Doing your taxes is not that difficult depending on the complexity of your taxes. The online programs mentioned above do a great job of walking you through what you need to do to complete your taxes. The prompts along the way tell you where to find the information to enter. If you have a form that you can’t figure out where to enter, just type it into the help section and you will get a quick answer.
The biggest secret to a stress free DIY tax filing is organization. Before you even start with the tax prep software, gather and organize all of your tax forms and relevant receipts in once place. That way, when you are doing your taxes, you can quickly access everything you need an know you didn’t forget or miss anything.
Low cost tax filing services
There are many free tax-filing options out there, and several free – or low cost – options available that will not only save you a few bucks, but will help simplify the process as well. Note: Some free services aren’t available to homeowners or other taxpayers with itemized deductions.
The IRS offers Free File, a service that allows people earning $64,000 or less to choose from a variety of online tax software options. The Free File Alliance, as it’s called, is a partnership between the IRS and 12 independent software providers. Some participating Free File companies offer free state tax prep and e-file. Those with higher incomes can file free online using the free fillable forms. Users choose from among the participating software offerings, file their returns electronically, and receive their refunds via direct deposit.
Beyond the IRS, those within the same income limit of $64,000 can turn to MyFreeTaxes.com, which is offered by the Walmart Foundation, Goodwill Industries, the National Disability Institute and United Way Worldwide. The free service covers both federal and state taxes.
The major commercial tax companies are also getting in on the free offerings, but you might have to shell out a few bucks for state filing or other advanced services. TurboTax’s Federal Free Edition offers a live on-screen help function if you need an expert to walk you through the process.

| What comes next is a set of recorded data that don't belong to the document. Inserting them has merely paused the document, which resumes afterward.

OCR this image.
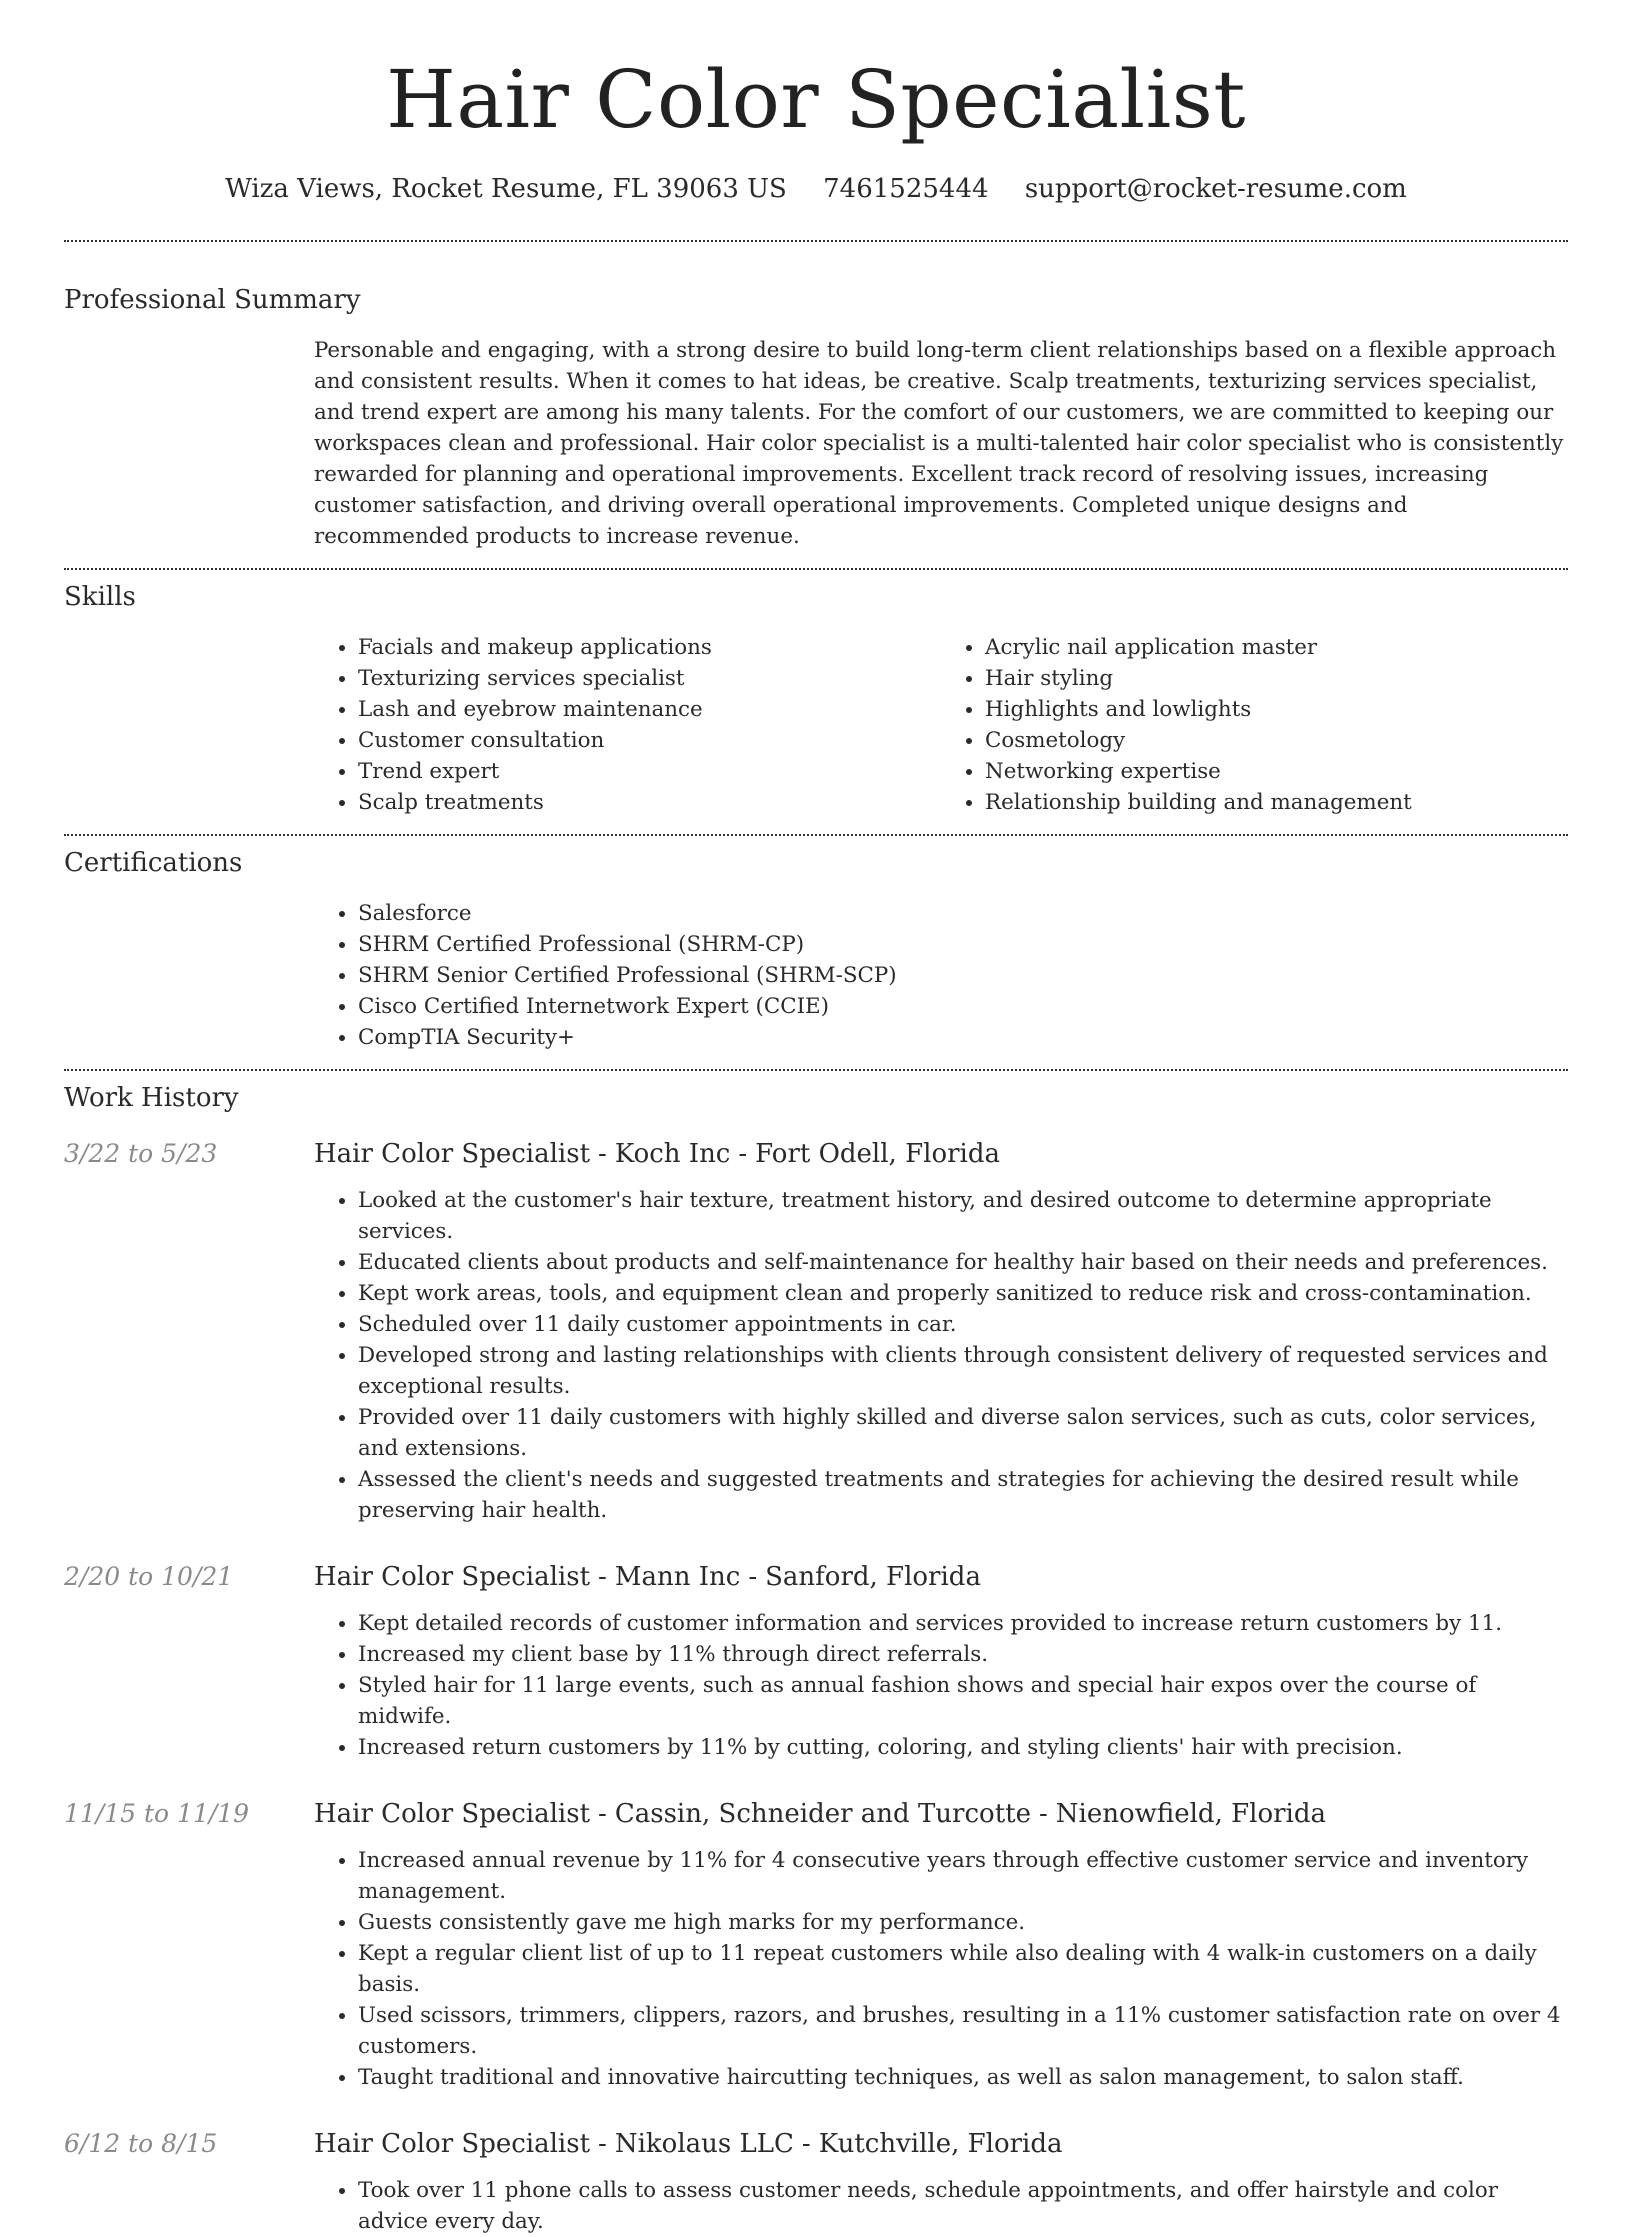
Hair Color Specialist
Wiza Views, Rocket Resume, FL 39063 US 7461525444 support@rocket-resume.com
Professional Summary

Personable and engaging, with a strong desire to build long-term client relationships based on a flexible approach and consistent results. When it comes to hat ideas, be creative. Scalp treatments, texturizing services specialist, and trend expert are among his many talents. For the comfort of our customers, we are committed to keeping our workspaces clean and professional. Hair color specialist is a multi-talented hair color specialist who is consistently rewarded for planning and operational improvements. Excellent track record of resolving issues, increasing customer satisfaction, and driving overall operational improvements. Completed unique designs and recommended products to increase revenue.

Skills
• Facials and makeup applications
• Texturizing services specialist
• Lash and eyebrow maintenance
• Customer consultation
• Trend expert
• Scalp treatments
• Acrylic nail application master
• Hair styling
• Highlights and lowlights
• Cosmetology
• Networking expertise
• Relationship building and management
Certifications
• Salesforce
• SHRM Certified Professional (SHRM-CP)
• SHRM Senior Certified Professional (SHRM-SCP)
• Cisco Certified Internetwork Expert (CCIE)
• CompTIA Security+
Work History
3/22 to 5/23	Hair Color Specialist - Koch Inc - Fort Odell, Florida
• Looked at the customer's hair texture, treatment history, and desired outcome to determine appropriate services.
• Educated clients about products and self-maintenance for healthy hair based on their needs and preferences.
• Kept work areas, tools, and equipment clean and properly sanitized to reduce risk and cross-contamination.
• Scheduled over 11 daily customer appointments in car.
• Developed strong and lasting relationships with clients through consistent delivery of requested services and exceptional results.
• Provided over 11 daily customers with highly skilled and diverse salon services, such as cuts, color services, and extensions.
• Assessed the client's needs and suggested treatments and strategies for achieving the desired result while preserving hair health.
2/20 to 10/21	Hair Color Specialist - Mann Inc - Sanford, Florida
• Kept detailed records of customer information and services provided to increase return customers by 11.
• Increased my client base by 11% through direct referrals.
• Styled hair for 11 large events, such as annual fashion shows and special hair expos over the course of midwife.
• Increased return customers by 11% by cutting, coloring, and styling clients' hair with precision.
11/15 to 11/19	Hair Color Specialist - Cassin, Schneider and Turcotte - Nienowfield, Florida
• Increased annual revenue by 11% for 4 consecutive years through effective customer service and inventory management.
• Guests consistently gave me high marks for my performance.
• Kept a regular client list of up to 11 repeat customers while also dealing with 4 walk-in customers on a daily basis.
• Used scissors, trimmers, clippers, razors, and brushes, resulting in a 11% customer satisfaction rate on over 4 customers.
• Taught traditional and innovative haircutting techniques, as well as salon management, to salon staff.
6/12 to 8/15	Hair Color Specialist - Nikolaus LLC - Kutchville, Florida
• Took over 11 phone calls to assess customer needs, schedule appointments, and offer hairstyle and color advice every day.
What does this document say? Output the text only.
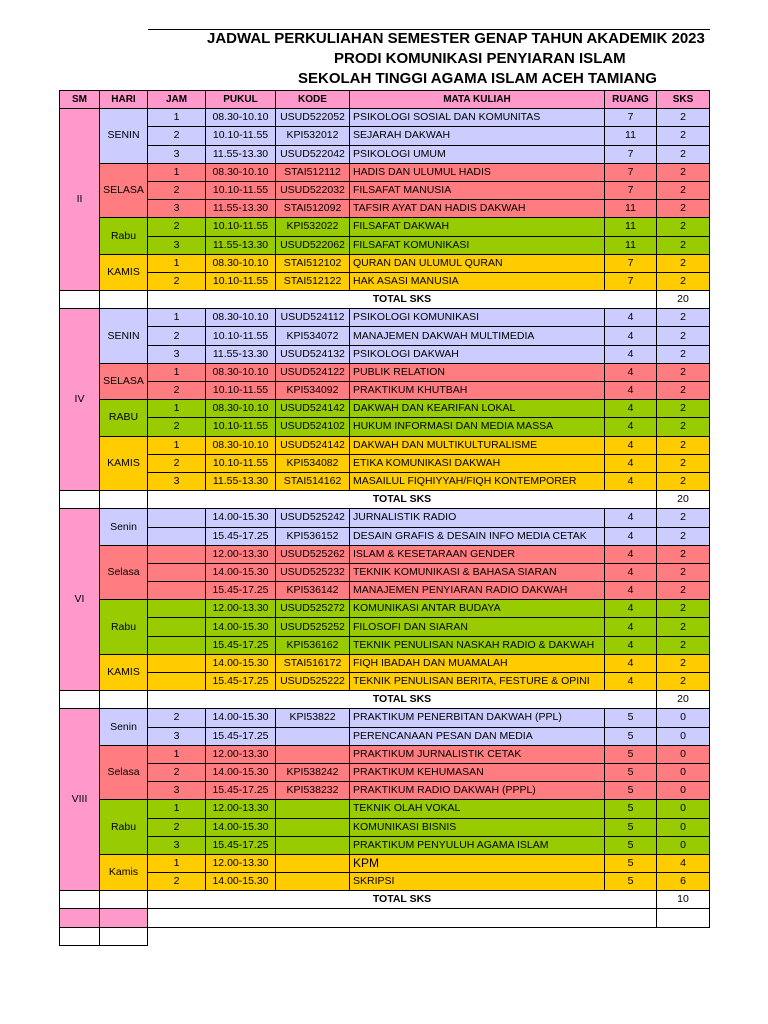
JADWAL PERKULIAHAN SEMESTER GENAP TAHUN AKADEMIK 2023
PRODI KOMUNIKASI PENYIARAN ISLAM
SEKOLAH TINGGI AGAMA ISLAM ACEH TAMIANG
SM	HARI	JAM	PUKUL	KODE	MATA KULIAH	RUANG	SKS
II	SENIN	1	08.30-10.10	USUD522052	PSIKOLOGI SOSIAL DAN KOMUNITAS	7	2
		2	10.10-11.55	KPI532012	SEJARAH DAKWAH	11	2
		3	11.55-13.30	USUD522042	PSIKOLOGI UMUM	7	2
	SELASA	1	08.30-10.10	STAI512112	HADIS DAN ULUMUL HADIS	7	2
		2	10.10-11.55	USUD522032	FILSAFAT MANUSIA	7	2
		3	11.55-13.30	STAI512092	TAFSIR AYAT DAN HADIS DAKWAH	11	2
	Rabu	2	10.10-11.55	KPI532022	FILSAFAT DAKWAH	11	2
		3	11.55-13.30	USUD522062	FILSAFAT KOMUNIKASI	11	2
	KAMIS	1	08.30-10.10	STAI512102	QURAN DAN ULUMUL QURAN	7	2
		2	10.10-11.55	STAI512122	HAK ASASI MANUSIA	7	2
		TOTAL SKS					20
IV	SENIN	1	08.30-10.10	USUD524112	PSIKOLOGI KOMUNIKASI	4	2
		2	10.10-11.55	KPI534072	MANAJEMEN DAKWAH MULTIMEDIA	4	2
		3	11.55-13.30	USUD524132	PSIKOLOGI DAKWAH	4	2
	SELASA	1	08.30-10.10	USUD524122	PUBLIK RELATION	4	2
		2	10.10-11.55	KPI534092	PRAKTIKUM KHUTBAH	4	2
	RABU	1	08.30-10.10	USUD524142	DAKWAH DAN KEARIFAN LOKAL	4	2
		2	10.10-11.55	USUD524102	HUKUM INFORMASI DAN MEDIA MASSA	4	2
	KAMIS	1	08.30-10.10	USUD524142	DAKWAH DAN MULTIKULTURALISME	4	2
		2	10.10-11.55	KPI534082	ETIKA KOMUNIKASI DAKWAH	4	2
		3	11.55-13.30	STAI514162	MASAILUL FIQHIYYAH/FIQH KONTEMPORER	4	2
		TOTAL SKS					20
VI	Senin		14.00-15.30	USUD525242	JURNALISTIK RADIO	4	2
			15.45-17.25	KPI536152	DESAIN GRAFIS & DESAIN INFO MEDIA CETAK	4	2
	Selasa		12.00-13.30	USUD525262	ISLAM & KESETARAAN GENDER	4	2
			14.00-15.30	USUD525232	TEKNIK KOMUNIKASI & BAHASA SIARAN	4	2
			15.45-17.25	KPI536142	MANAJEMEN PENYIARAN RADIO DAKWAH	4	2
	Rabu		12.00-13.30	USUD525272	KOMUNIKASI ANTAR BUDAYA	4	2
			14.00-15.30	USUD525252	FILOSOFI DAN SIARAN	4	2
			15.45-17.25	KPI536162	TEKNIK PENULISAN NASKAH RADIO & DAKWAH	4	2
	KAMIS		14.00-15.30	STAI516172	FIQH IBADAH DAN MUAMALAH	4	2
			15.45-17.25	USUD525222	TEKNIK PENULISAN BERITA, FESTURE & OPINI	4	2
		TOTAL SKS					20
VIII	Senin	2	14.00-15.30	KPI53822	PRAKTIKUM PENERBITAN DAKWAH (PPL)	5	0
		3	15.45-17.25		PERENCANAAN PESAN DAN MEDIA	5	0
	Selasa	1	12.00-13.30		PRAKTIKUM JURNALISTIK CETAK	5	0
		2	14.00-15.30	KPI538242	PRAKTIKUM KEHUMASAN	5	0
		3	15.45-17.25	KPI538232	PRAKTIKUM RADIO DAKWAH (PPPL)	5	0
	Rabu	1	12.00-13.30		TEKNIK OLAH VOKAL	5	0
		2	14.00-15.30		KOMUNIKASI BISNIS	5	0
		3	15.45-17.25		PRAKTIKUM PENYULUH AGAMA ISLAM	5	0
	Kamis	1	12.00-13.30		KPM	5	4
		2	14.00-15.30		SKRIPSI	5	6
		TOTAL SKS					10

Taxact.com is offering free federal and state tax returns for those filing simple 1040 EZ/A returns. Simple filers can get the free option, and other packages cost up to $74.95 for the self-employed package, with an additional cost for state filing.
All in all, these do-it-yourself online tax filing options will offer big-time savings if you’re used to paying a tax pro to handle all of your paperwork. Better still, the sites make filing a painless, step-by-step process, which is why more and more people are logging in to settle up with the IRS.
If you prefer to handle your taxes the old fashioned way, you may also be eligible for free in-person help with tax preparation.
Try before you buy and commit
One of the best aspects of most tax programs is that you can try them out for free. The three biggest online tax prep services all let you complete and view your tax return without paying and only charge when you file. If you only have a W-2 and nothing else, you may even be able to use a program like this for free.
With no commitment, you can try doing your taxes yourself online. If you have trouble or don’t like the result, the only cost was a little bit of your time. Until you click the button to pay and then file, you can always change your mind without spending a penny.
If you know basic math, can read, and know how to use a computer, there are few reasons you would need to hire an accountant to do your taxes. Thanks to the ease, low cost of online tax prep software, you can safely try DIY taxes without worry. You have nothing to lose but could save a ton of money on tax prep fees. That’s a big financial win that could keep saving you money for many years to come.